Dia coba mencoba menyentuh jerawatnya.

"Iisshh, ini sakit juga perih. Aduuh aku harus bagaimana ini. Mana besok aku ada audisi untuk jadi make up artist-nya Julian lagi. Begini caranya mau ketemu orang aja sudah tidak berani. Apalagi menghadapi si Julid eh Julian yang super nyebelin itu."

"Tahu dari mana kamu, kalau Julian itu menyebalkan. Ketemu juga belum."

Satu sisi dirinya bicara.

"Iya juga ya?" jawab Celli sendiri.

"Aduuuhhh ini gimana ngilanginnya?" kembali Celli menyentuh jerawatnya, dan malah semakin perih serta sakit saat dia mencoba memencetnya. Celli lalu mencucinya menggunakan pembersih wajah.

Gadis itu hampir menangis. Ketika sebuah solusi terlintas di benaknya.

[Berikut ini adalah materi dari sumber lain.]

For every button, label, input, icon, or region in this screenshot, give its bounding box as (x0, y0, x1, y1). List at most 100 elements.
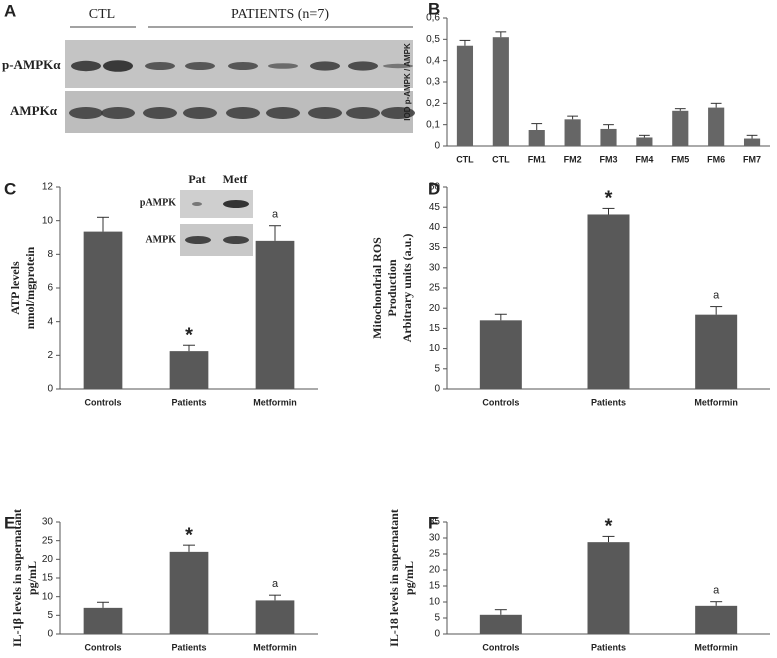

"Kak Ardi...dia pasti tahu solusinya." Ujar Celli cepat. Gadis itu lantas mandi. Tanpa menyentuh kembali wajahnya. Setelah memakai baju. Celli langsung melesat keluar dari apartemennya. Tentunya, setelah sebuah masker menutupi hampir separuh wajahnya.

***

"Bagaimana dengan MUA yang baru?" seorang pria berparas oriental dominan Cina bertanya sambil memejamkan matanya.

"Aku akan memilihnya besok. Audisinya besok." Jawab si MUA yang tengah memakaikan concelar dibawah mata pria itu.

"Katanya kau punya kandidat yang hebat." Tanya pria itu lagi.

"Ya, aku memang punya kandidat yang boleh dibilang dia adalah muridku. Tapi aku masih ingin mengadu skill-nya."

"Kau ini terlalu ribet May." Pria itu mendengus kesal.

"Itu penting Julian. Aku ingin semua orang menilai pilihanku. Aku ingin dia terpilih karena kemampuannya. Bukan karena nepotisme." Balas May.

Pria yang dipanggil Julian itu hanya bisa menarik nafasnya. Julian Argantara, seorang model papan atas. Berusia 28 tahun. Tampan, tinggi, tubuh sempurna idaman kaum hawa. Boyfriend material banget.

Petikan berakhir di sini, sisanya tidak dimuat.